Lights, Camera, Video

Continued (page 2 of 3)

Chapman suggests that you also ask how many cameras the videographer will use. "This comes down to budget, but it's really preferable to have at least two cameras; you're limited with one." (Chapman also recommends checking with your clergy member to be sure that at least one camera will be allowed up front in the altar area.) Also, find out how the videographer records sound. A new audio advancement is tiny, wireless microphones that "can be clipped to a lapel and that are almost invisible. This lets you have nice, clear, uninterrupted sound."

Learn what type of editing the videographer uses. Chapman explains: "Some videographers use in-camera editing (which is basically just the footage as it was shot, with little or no editing afterward), which is the least costly but most limited method of editing. Others may spend up to 20 hours editing your video and making it television-quality."

When it comes to video style, you've got a range of options. The "love story production" or the "relationship segment" is increasingly popular. "These videos are the story behind the story, how the couple came together. It's important family history," Chapman says. "Sometimes these segments are produced in the relaxed style of A&E's Biography or a high-energy TV special. The videographer might take the couple to some of their favorite spots, interview them about their relationship, or get reactions from friends and family. On the wedding video, the love story segment usually appears as a prelude to the actual ceremony." Another emerging trend is videos shot in an MTV, music-video style.

How to make a good style match? "Tell the videographer what your television viewing preferences are," Chapman advises.

Finally, if you're dealing with a videography studio, be sure to indicate in your contract the specific person you want to shoot your wedding. Often, studios will employ more than one videographer, and it's important to make it clear which one you want to work with.

Act Three: the Wedding Day

You can make the videographer's experience a little easier by supplying a schedule of the day's events. Be sure to introduce the videographer to the key players in your wedding—for example, your parents—to ensure that these VIPs are featured appropriately. You might want to pay extra to have the videographer shoot the rehearsal dinner. This will familiarize him or her with your ceremony and allow for prenuptial mingling with the important folks.

And remember: Your videographer needs to eat! Supply a meal—and if there are assistants, feed them too.
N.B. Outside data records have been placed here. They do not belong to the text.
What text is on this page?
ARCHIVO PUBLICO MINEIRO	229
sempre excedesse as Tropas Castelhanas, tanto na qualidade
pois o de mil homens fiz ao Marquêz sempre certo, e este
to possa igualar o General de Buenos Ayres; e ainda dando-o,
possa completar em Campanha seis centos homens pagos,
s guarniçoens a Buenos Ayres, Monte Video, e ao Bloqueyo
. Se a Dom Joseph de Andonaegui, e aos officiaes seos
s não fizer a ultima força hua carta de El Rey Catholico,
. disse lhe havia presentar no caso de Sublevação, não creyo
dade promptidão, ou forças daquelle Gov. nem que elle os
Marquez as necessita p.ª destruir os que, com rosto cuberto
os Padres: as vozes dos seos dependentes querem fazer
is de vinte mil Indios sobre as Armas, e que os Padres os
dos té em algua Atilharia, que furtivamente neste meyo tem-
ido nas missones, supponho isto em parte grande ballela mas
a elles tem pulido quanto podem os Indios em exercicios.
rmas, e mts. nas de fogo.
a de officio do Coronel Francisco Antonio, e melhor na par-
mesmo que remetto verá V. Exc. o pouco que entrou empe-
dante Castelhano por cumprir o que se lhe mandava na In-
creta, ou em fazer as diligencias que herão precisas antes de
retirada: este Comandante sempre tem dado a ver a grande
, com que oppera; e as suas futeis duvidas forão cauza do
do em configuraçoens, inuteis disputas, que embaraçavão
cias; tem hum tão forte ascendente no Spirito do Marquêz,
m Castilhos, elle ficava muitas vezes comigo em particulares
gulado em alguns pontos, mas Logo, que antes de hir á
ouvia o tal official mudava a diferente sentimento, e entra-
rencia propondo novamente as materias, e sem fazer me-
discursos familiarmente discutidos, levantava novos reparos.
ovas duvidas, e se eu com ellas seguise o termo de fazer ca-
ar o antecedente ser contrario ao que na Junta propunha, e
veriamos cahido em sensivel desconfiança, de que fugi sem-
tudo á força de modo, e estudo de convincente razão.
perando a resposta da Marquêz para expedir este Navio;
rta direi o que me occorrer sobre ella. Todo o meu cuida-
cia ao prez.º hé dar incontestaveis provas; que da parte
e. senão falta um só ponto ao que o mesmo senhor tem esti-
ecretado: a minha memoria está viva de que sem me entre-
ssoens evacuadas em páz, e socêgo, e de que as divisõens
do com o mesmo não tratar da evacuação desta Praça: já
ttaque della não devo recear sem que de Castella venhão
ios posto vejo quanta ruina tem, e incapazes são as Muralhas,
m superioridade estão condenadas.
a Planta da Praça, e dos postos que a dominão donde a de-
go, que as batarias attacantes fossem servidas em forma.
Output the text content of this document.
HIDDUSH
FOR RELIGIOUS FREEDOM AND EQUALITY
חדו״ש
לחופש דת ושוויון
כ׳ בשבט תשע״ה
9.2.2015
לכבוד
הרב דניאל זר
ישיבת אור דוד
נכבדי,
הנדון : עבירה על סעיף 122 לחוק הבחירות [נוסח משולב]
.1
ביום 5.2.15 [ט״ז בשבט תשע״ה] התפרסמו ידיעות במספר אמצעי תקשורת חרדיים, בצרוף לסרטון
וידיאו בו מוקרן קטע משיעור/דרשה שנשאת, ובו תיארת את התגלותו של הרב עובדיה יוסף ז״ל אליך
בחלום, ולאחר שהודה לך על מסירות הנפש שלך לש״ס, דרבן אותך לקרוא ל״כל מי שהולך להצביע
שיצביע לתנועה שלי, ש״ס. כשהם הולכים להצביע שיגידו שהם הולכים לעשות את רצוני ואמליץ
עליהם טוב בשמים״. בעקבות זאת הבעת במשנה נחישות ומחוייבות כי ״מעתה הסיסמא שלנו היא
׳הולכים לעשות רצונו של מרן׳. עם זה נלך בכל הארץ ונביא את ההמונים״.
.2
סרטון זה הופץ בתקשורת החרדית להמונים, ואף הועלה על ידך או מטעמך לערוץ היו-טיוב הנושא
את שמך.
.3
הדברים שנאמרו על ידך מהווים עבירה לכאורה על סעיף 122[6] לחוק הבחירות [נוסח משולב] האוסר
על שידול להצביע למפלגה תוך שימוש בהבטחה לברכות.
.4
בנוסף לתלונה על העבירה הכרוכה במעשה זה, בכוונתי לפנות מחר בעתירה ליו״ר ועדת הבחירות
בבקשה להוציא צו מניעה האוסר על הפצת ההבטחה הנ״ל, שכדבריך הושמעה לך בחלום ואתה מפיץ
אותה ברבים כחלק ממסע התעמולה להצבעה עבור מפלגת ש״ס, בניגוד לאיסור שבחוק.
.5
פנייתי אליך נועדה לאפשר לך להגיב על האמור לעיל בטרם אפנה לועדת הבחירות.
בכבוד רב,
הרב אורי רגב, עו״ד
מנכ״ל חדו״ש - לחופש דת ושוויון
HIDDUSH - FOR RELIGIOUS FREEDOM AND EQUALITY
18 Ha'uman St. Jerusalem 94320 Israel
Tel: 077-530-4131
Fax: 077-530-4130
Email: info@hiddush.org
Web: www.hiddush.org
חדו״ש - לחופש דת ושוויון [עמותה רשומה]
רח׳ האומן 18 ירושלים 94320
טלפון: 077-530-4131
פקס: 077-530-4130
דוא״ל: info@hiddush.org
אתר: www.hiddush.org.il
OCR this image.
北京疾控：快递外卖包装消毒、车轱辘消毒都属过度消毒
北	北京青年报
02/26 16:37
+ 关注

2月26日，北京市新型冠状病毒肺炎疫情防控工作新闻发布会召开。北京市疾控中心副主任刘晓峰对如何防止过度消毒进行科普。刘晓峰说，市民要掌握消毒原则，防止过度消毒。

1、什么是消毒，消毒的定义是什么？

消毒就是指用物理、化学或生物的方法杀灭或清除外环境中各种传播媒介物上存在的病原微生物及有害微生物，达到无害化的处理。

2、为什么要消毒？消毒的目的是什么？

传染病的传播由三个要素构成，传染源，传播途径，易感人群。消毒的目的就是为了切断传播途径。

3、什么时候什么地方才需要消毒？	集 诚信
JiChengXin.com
Post-Production: the Final Cut

Some wedding videos take months to complete, so when you sign your contract, make sure you get an idea of when you can expect to see the finished product. And find out exactly what you'll get: Discuss with your videographer whether you will receive just an edited copy of the wedding video, or if you will also receive the raw footage, i.e., all the material that was shot over the course of the day. Some videographers include the raw footage, some don't. If you have a preference, hire accordingly.